Failed VMware VM backup due to NBD limits
Beside limitations on connections count to VC/ESXi, ESXi itself also limited by a transfer buffer for all NFC connections. This limitation is enforced by the host and can’t by bypassed or to be known in advance. The sum of all NFC connection buffers to an ESXi host can’t exceed 32 MB, and by default it’s configured as 16 MB.
The primary physical CFA uses NBD protocol to backup VM’s disks. NBD, in turn, employs the VMware network file copy (NFC) protocol and thus is a subject of aforementioned limitations.
This happened because the ESXi server couldn’t serve the request due to lack of enough resources (NFC connection buffer).
At the time there were N failed jobs with VixEOUTOFMEMORY error you had N+1 or more simultaneously running FULL backups. All of them were backing up VMs located on a single ESXi host. We use up to 10 MB buffer to transfer data. So there’s a probability of facing with NFC buffer limitation on ESXi host.
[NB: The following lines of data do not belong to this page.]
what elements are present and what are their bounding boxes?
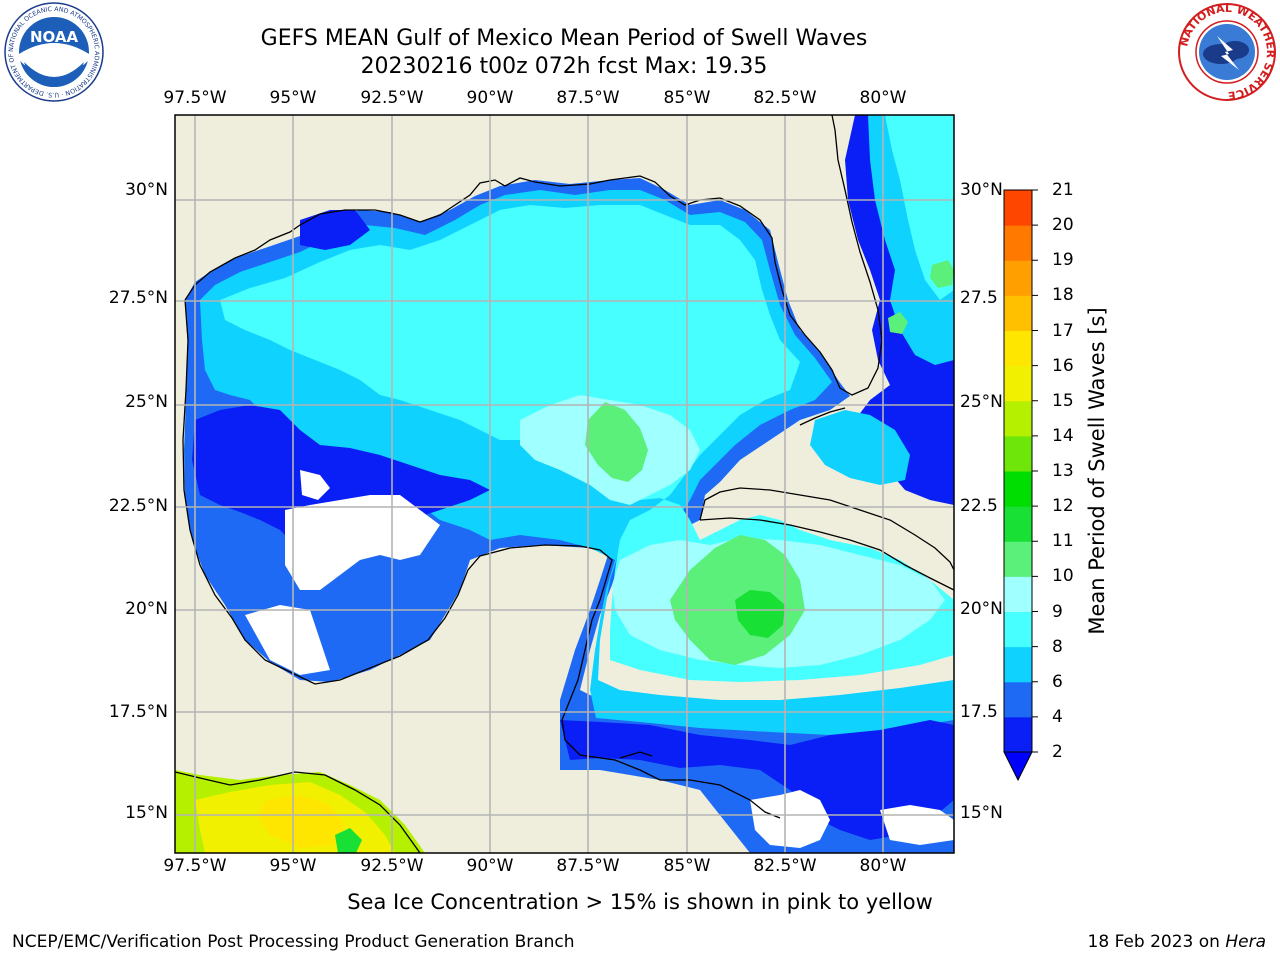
lon-tick-top: 92.5°W bbox=[360, 88, 424, 108]
footer-credit: NCEP/EMC/Verification Post Processing Pr… bbox=[12, 932, 575, 952]
noaa-logo-text: NOAA bbox=[30, 28, 79, 46]
us-gulf-coastline bbox=[184, 115, 883, 396]
noaa-logo: NATIONAL OCEANIC AND ATMOSPHERIC ADMINIS… bbox=[4, 2, 104, 102]
lat-tick-right: 22.5 bbox=[960, 496, 998, 516]
footer-date-text: 18 Feb 2023 on bbox=[1087, 932, 1226, 952]
lat-tick-right: 25°N bbox=[960, 392, 1003, 412]
footer-host: Hera bbox=[1225, 932, 1266, 952]
gulf-water-field bbox=[184, 178, 954, 853]
gulf-water-deepblue-west bbox=[192, 210, 490, 548]
lon-tick-bottom: 80°W bbox=[859, 856, 907, 876]
colorbar-swatch bbox=[1004, 435, 1032, 472]
lat-tick-left: 27.5°N bbox=[108, 288, 168, 308]
colorbar-swatch bbox=[1004, 260, 1032, 296]
gulf-water-deepblue-south bbox=[560, 720, 954, 840]
mexico-gulf-coastline bbox=[182, 299, 781, 819]
map-title: GEFS MEAN Gulf of Mexico Mean Period of … bbox=[260, 26, 868, 51]
colorbar-tick-label: 12 bbox=[1052, 496, 1074, 517]
colorbar-swatch bbox=[1004, 365, 1032, 402]
lat-tick-right: 20°N bbox=[960, 599, 1003, 619]
lon-tick-top: 97.5°W bbox=[163, 88, 227, 108]
yucatan-lagoon bbox=[619, 751, 653, 759]
pacific-water-green-spot bbox=[335, 828, 362, 853]
colorbar-swatch bbox=[1004, 190, 1032, 226]
lon-tick-top: 90°W bbox=[466, 88, 514, 108]
lon-tick-bottom: 85°W bbox=[663, 856, 711, 876]
colorbar-title: Mean Period of Swell Waves [s] bbox=[1085, 307, 1109, 635]
pacific-water-yellow-core bbox=[258, 795, 345, 848]
lon-tick-bottom: 95°W bbox=[269, 856, 317, 876]
map-frame bbox=[174, 114, 955, 854]
colorbar-tick-label: 11 bbox=[1052, 531, 1074, 552]
cuba-coastline bbox=[699, 487, 954, 591]
lon-tick-top: 80°W bbox=[859, 88, 907, 108]
lon-tick-bottom: 82.5°W bbox=[753, 856, 817, 876]
atlantic-water-field bbox=[810, 115, 954, 505]
colorbar-tick-label: 17 bbox=[1052, 320, 1074, 341]
colorbar-tick-label: 8 bbox=[1052, 636, 1063, 657]
colorbar bbox=[1003, 189, 1038, 782]
colorbar-swatch bbox=[1004, 330, 1032, 367]
colorbar-swatch bbox=[1004, 576, 1032, 612]
colorbar-tick-label: 20 bbox=[1052, 215, 1074, 236]
florida-keys bbox=[799, 407, 846, 426]
gridlines bbox=[175, 115, 954, 853]
colorbar-tick-label: 14 bbox=[1052, 425, 1074, 446]
lat-tick-left: 15°N bbox=[125, 803, 168, 823]
lon-tick-top: 95°W bbox=[269, 88, 317, 108]
lon-tick-bottom: 92.5°W bbox=[360, 856, 424, 876]
lat-tick-right: 17.5 bbox=[960, 702, 998, 722]
lat-tick-left: 20°N bbox=[125, 599, 168, 619]
lat-tick-left: 25°N bbox=[125, 392, 168, 412]
lon-tick-top: 87.5°W bbox=[556, 88, 620, 108]
colorbar-swatch bbox=[1004, 400, 1032, 437]
lat-tick-right: 30°N bbox=[960, 180, 1003, 200]
footer-date: 18 Feb 2023 on Hera bbox=[1088, 932, 1266, 952]
colorbar-swatch bbox=[1004, 716, 1032, 753]
map-subtitle: 20230216 t00z 072h fcst Max: 19.35 bbox=[360, 54, 768, 79]
colorbar-swatch bbox=[1004, 225, 1032, 261]
colorbar-tick-label: 18 bbox=[1052, 285, 1074, 306]
colorbar-tick-label: 6 bbox=[1052, 671, 1063, 692]
colorbar-tick-label: 21 bbox=[1052, 180, 1074, 200]
lon-tick-bottom: 90°W bbox=[466, 856, 514, 876]
coastlines bbox=[175, 115, 954, 853]
colorbar-tick-label: 13 bbox=[1052, 461, 1074, 481]
lon-tick-top: 85°W bbox=[663, 88, 711, 108]
colorbar-swatch bbox=[1004, 471, 1032, 507]
colorbar-under-extension bbox=[1003, 751, 1033, 782]
colorbar-tick-label: 19 bbox=[1052, 250, 1074, 271]
colorbar-swatch bbox=[1004, 295, 1032, 331]
colorbar-swatch bbox=[1004, 541, 1032, 577]
atlantic-water-lightcyan bbox=[885, 115, 954, 300]
colorbar-swatch bbox=[1004, 681, 1032, 718]
lat-tick-right: 15°N bbox=[960, 803, 1003, 823]
lat-tick-left: 17.5°N bbox=[108, 702, 168, 722]
colorbar-swatch bbox=[1004, 506, 1032, 542]
sea-ice-caption: Sea Ice Concentration > 15% is shown in … bbox=[347, 890, 933, 914]
lon-tick-bottom: 87.5°W bbox=[556, 856, 620, 876]
lat-tick-right: 27.5 bbox=[960, 288, 998, 308]
colorbar-tick-label: 16 bbox=[1052, 355, 1074, 376]
colorbar-tick-label: 2 bbox=[1052, 742, 1063, 762]
nws-logo: NATIONAL WEATHER SERVICE bbox=[1177, 2, 1277, 102]
lon-tick-top: 82.5°W bbox=[753, 88, 817, 108]
colorbar-tick-label: 4 bbox=[1052, 706, 1063, 727]
colorbar-tick-label: 9 bbox=[1052, 601, 1063, 622]
atlantic-water-green bbox=[888, 260, 954, 334]
pacific-water-field bbox=[175, 770, 425, 853]
colorbar-swatch bbox=[1004, 611, 1032, 648]
colorbar-tick-label: 15 bbox=[1052, 390, 1074, 411]
lon-tick-bottom: 97.5°W bbox=[163, 856, 227, 876]
colorbar-tick-label: 10 bbox=[1052, 566, 1074, 587]
colorbar-swatch bbox=[1004, 646, 1032, 683]
lat-tick-left: 30°N bbox=[125, 180, 168, 200]
lat-tick-left: 22.5°N bbox=[108, 496, 168, 516]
Which, as you saw, happened to occur. It doesn’t mean the probability is always 100% with parallel backup jobs. It very depends on a lot of factors.
Steps to resolve
Nothing if there are no other failed backups with VixEOUTOFMEMORY error on your CFA on consequent backups.
You can also optimize the ESXi network (NBD) performance by increasing the NFC buffer size from 16 MB to 32 MB and reducing the cache flush interval as suggested in VMware KB article.
Do it on all of your ESXi hosts. You can query current values using the following commands (from ESXi host):
esxcfg-advcfg -get /BufferCache/MaxCapacity and
esxcfg-advcfg -get /BufferCache/FlushInterval. It won’t guarantee VixEOUTOFMEMORY never happen again but will decrease its probability. And it seems to be a good idea in general since you perform a lot of simultaneous backups.
Consider upgrading your network to 10GbE. That should cover every network link in the chain between the CFA and the VMware host.